Reggio, vertenza PEO. Sindacati durissimi: “sciogliendo il comune lo Stato ha fallito”

palazzo san giorgioDopo la decisione dei commissari sulla vertenza PEO, il Sergetario della Fp Cgil di Reggio-Locri Franco Manunta e il Segretario Generale della Cisl Fp di Reggio Calabria, Luciana Giordano,  hanno diffuso una durissima nota che riportiamo integralmente: “13 mesi fa, queste OO.SS. avevano salutato l’arrivo dei Commissari, all’indomani dello scioglimento del Comune di Reggio Calabria per contiguità mafiosa, come il segno di un’attenzione e di una presenza dello Stato impegnato a risanare; ripulire da eventuali “presenze” contigue o organiche alla criminalità organizzata; riorganizzare per efficienza ed efficacia dell’azione, tutto il “sistema” comunale, con le sue società e i suoi servizi. Il bilancio del lavoro svolto dalla Commissione straordinaria è, purtroppo, amaramente fallimentare!

Su tutti i fronti: dalle partecipate, al terzo settore con i servizi resi alla persona, sino ai dipendenti comunali.
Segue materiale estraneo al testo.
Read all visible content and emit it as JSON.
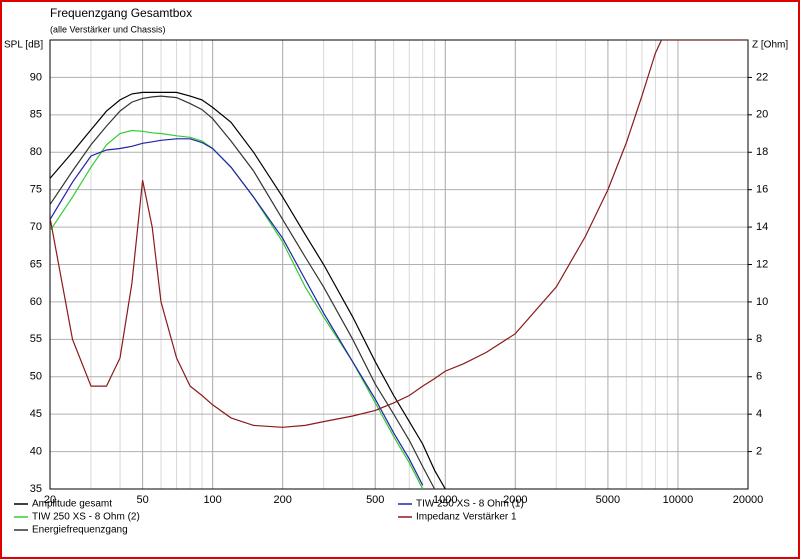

Registriamo risultati non semplicemente negativi ma, se possibile, dannosi alla collettività e ai lavoratori coinvolti.
Nel caso dei dipendenti comunali, quella che va sotto il nome di vertenza PEO anche se non riguarda solo la questione delle Progressioni Economiche Orizzontali, è giunta in questi giorni ad un punto drammatico.
Proprio nel momento in cui queste OO.SS. dichiaravano la loro volontà di condurre una trattativa utile ad affrontare e condurre a soluzione l’insieme delle questioni oggetto della “vertenza”‘ indicando un periodo definito e certo (un mese) entro il quale avere il mandato dei lavoratori e sottoporre loro, con referendum, l’eventuale accordo, da parte della Commissione si è voluto intraprendere con atto: insensato, irresponsabile, iniquo, l’invio delle lettere di sospensione della PEO dalle buste paga dei dipendenti del Comune.
A nulla sono valse le indicazioni che un siffatto comportamento avrebbe impedito ogni possibile confronto e che, peggio, sarebbe costato alle casse comunali migliaia di euro in contenzioso legale.
Da parte di questi “signori” della Commissione che, a fine novembre non hanno ancora adempiuto agli obblighi di legge sulla definizione delle “performance” per garantire ai dipendenti il pagamento del salario accessorio 2013 che così viene loro ulteriormente negato, si agisce da novelli Robin Hood alla rovescia: mettono le mani nelle tasche dei lavoratori e prelevano loro centinaia di euro al mese, per mesi se non anni, consapevoli per altro che questi soldi non potranno utilizzarli in alcun modo perché sono risorse vincolate e destinate esclusivamente a remunerare il lavoro dei dipendenti comunali!!!
Di più, i “signori” Commissari sanno che comunque possa finire, tra anni, il contenzioso giudiziario, a tutti gli oltre mille dipendenti i soldi dovranno tornare in un meccanismo che al massimo potrà determinare un “conguaglio” di qualche decina di euro in più o in meno a seconda dei casi.
Sono, sempre i “signori” Commissari, consapevoli per altro che l’ accantonamento infruttifero di centinaia di migliaia di euro prelevati dalle tasche di tutti i dipendenti creerà problemi anche di natura contabile per il bilancio.
Oggi, la Commissione straordinaria raggiunge il “brillante” risultato: di vanificare tutto il lavoro svolto da queste OO.SS.; di impedire ogni prospettiva di trattativa; di esasperare tutti, indistintamente tutti, i dipendenti comunali; di danneggiare, stante la condizione di esasperazione del personale, l’azione amministrativa che pure in questi mesi aveva registrato un impulso notevole; di alimentare in eventuali soggetti più esposti, anche economicamente, iniziative drammatiche.
Non è questo il volto e l’azione dello Stato che ci saremmo aspettati!!!
I “poteri forti”, che si muovono nell’ombra, sicuramente “ringraziano” per l’insperato regalo che lo Stato, attraverso questi “signori” Commissari, ha inteso loro fare.
Cari “signori” Commissari, di quanto avreTe causato al futuro di questa città, alle condizioni di vita dei dipendenti e delle loro famiglie, porterete tutta intera la responsabilità“.